As abas curvas da peça são modeladas manualmente ou com auxílio de tupia estacionária, com um
cilindro de lixa. Então, o tampo é marcado e o cavalete colado.
11. Com osso de canela de boi modelamos a pestana e a ponte (peças que apóiam as cordas em suas
extremidades) na lixadeira de disco. Estes ossos podem ser adquiridos em qualquer açougue a custo
zero.
Então, antes do acabamento instalamos as tarraxas e as cordas, para testar o cavaquinho e regular os
trastes. É o momento dos ajustes.
12. O acabamento é feito com verniz de nitrocelulose, aplicado com pistola. Todo o instrumento é
envernizado, com exceção da escala, que é protegida com fita adesiva durante a aplicação. Após a
cura do verniz o instrumento é polido com lixas d’agua de grão fino (320, 360, 400) e pastas de polir.
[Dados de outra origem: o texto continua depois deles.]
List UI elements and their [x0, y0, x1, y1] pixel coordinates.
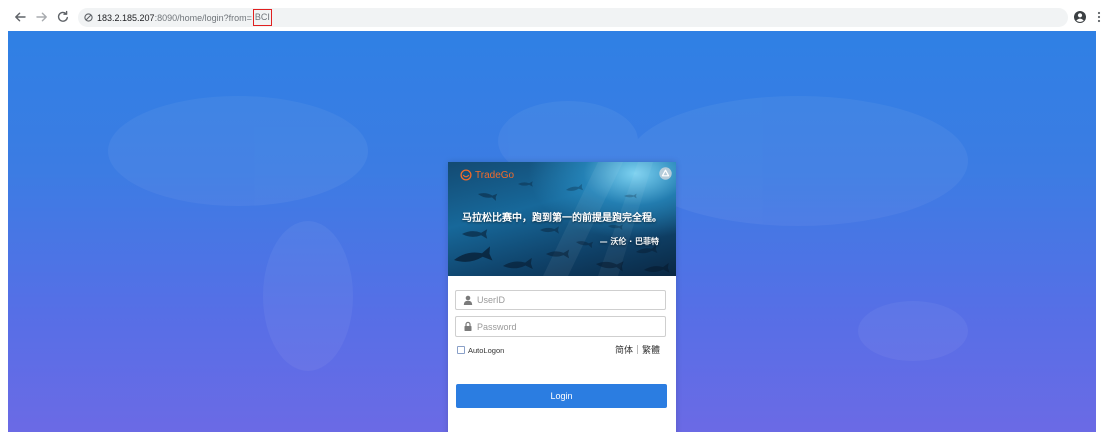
browser-toolbar: 183.2.185.207 :8090/home/login?from= BCI — [0, 0, 1104, 31]
login-card: TradeGo 马拉松比赛中，跑到第一的前提是跑完全程。 — 沃伦 · 巴菲特 … — [448, 162, 676, 432]
userid-field — [455, 290, 666, 310]
autologon-option[interactable]: AutoLogon — [457, 345, 504, 355]
arrow-right-icon — [36, 12, 47, 22]
fish-silhouette — [518, 181, 533, 187]
forward-button[interactable] — [35, 10, 49, 24]
back-button[interactable] — [13, 10, 27, 24]
login-banner: TradeGo 马拉松比赛中，跑到第一的前提是跑完全程。 — 沃伦 · 巴菲特 — [448, 162, 676, 276]
fish-silhouette — [565, 183, 584, 194]
not-secure-icon[interactable] — [84, 13, 93, 22]
fish-silhouette — [452, 246, 493, 268]
tradego-logo: TradeGo — [460, 168, 514, 182]
arrow-left-icon — [15, 12, 26, 22]
url-path: :8090/home/login?from= — [154, 12, 252, 23]
user-icon — [463, 295, 473, 305]
login-page-background: TradeGo 马拉松比赛中，跑到第一的前提是跑完全程。 — 沃伦 · 巴菲特 … — [8, 31, 1096, 432]
fish-silhouette — [643, 263, 670, 275]
quote-attribution: — 沃伦 · 巴菲特 — [599, 237, 659, 246]
fish-silhouette — [540, 226, 559, 234]
url-text[interactable]: 183.2.185.207 :8090/home/login?from= BCI — [97, 8, 272, 27]
language-traditional-link[interactable]: 繁體 — [642, 343, 660, 356]
logo-text: TradeGo — [475, 169, 515, 181]
url-highlighted-parameter: BCI — [252, 9, 272, 26]
browser-menu-button[interactable] — [1092, 10, 1101, 24]
url-host: 183.2.185.207 — [97, 12, 155, 23]
account-circle-icon — [1074, 11, 1086, 23]
account-button[interactable] — [1073, 10, 1086, 24]
tradego-logo-icon — [460, 169, 472, 181]
banner-quote: 马拉松比赛中，跑到第一的前提是跑完全程。 — [462, 213, 662, 224]
kebab-menu-icon — [1097, 11, 1101, 23]
lock-icon — [463, 321, 473, 331]
recycle-icon[interactable] — [659, 167, 672, 180]
language-divider — [636, 345, 638, 354]
autologon-checkbox[interactable] — [457, 346, 465, 354]
password-input[interactable] — [477, 317, 662, 336]
fish-silhouette — [477, 190, 498, 201]
address-bar[interactable]: 183.2.185.207 :8090/home/login?from= BCI — [78, 8, 1068, 27]
fish-silhouette — [502, 257, 533, 272]
reload-button[interactable] — [56, 10, 70, 24]
fish-silhouette — [462, 229, 488, 239]
autologon-label[interactable]: AutoLogon — [468, 346, 504, 355]
language-switcher: 简体 繁體 — [615, 343, 660, 356]
reload-icon — [57, 10, 68, 22]
login-button[interactable]: Login — [456, 384, 667, 408]
password-field — [455, 316, 666, 337]
userid-input[interactable] — [477, 291, 662, 309]
language-simplified-link[interactable]: 简体 — [615, 343, 633, 356]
O polimento é controlado observando o instrumento à contra-luz; desta forma as falhas ficam
visíveis. Não é tão simples obter um bom acabamento, sendo esta uma das partes mais árduas de
todo o processo de fabricação.
13. Este é um bom projeto para o iniciante, onde as técnicas de construção são simples e fáceis de
reproduzir, conformando ao final um belo instrumento e de boa qualidade sonora.
Agora…
…tocar o cavaquinho? Isso sim é difícil!
- Diego de Assis
Nota: Agradeço aos queridos alunos Núbia, Cleane, Rosangela, Valdéia, Nena e Pedro, e os demais
que tornaram possível a realização deste artigo.
ATENÇÃO
Diversos procedimentos de oficina oferecem riscos. Por isso devem acompanhar o uso de EPI
(Equipamento de Proteção Individual): óculos de proteção, máscara contra pó, protetores
auriculares, entre outros dispositivos de segurança. Apenas pessoas capacitadas devem operar
máquinas e ferramentas de corte; ao contrário estarão sujeitas a acidentes graves.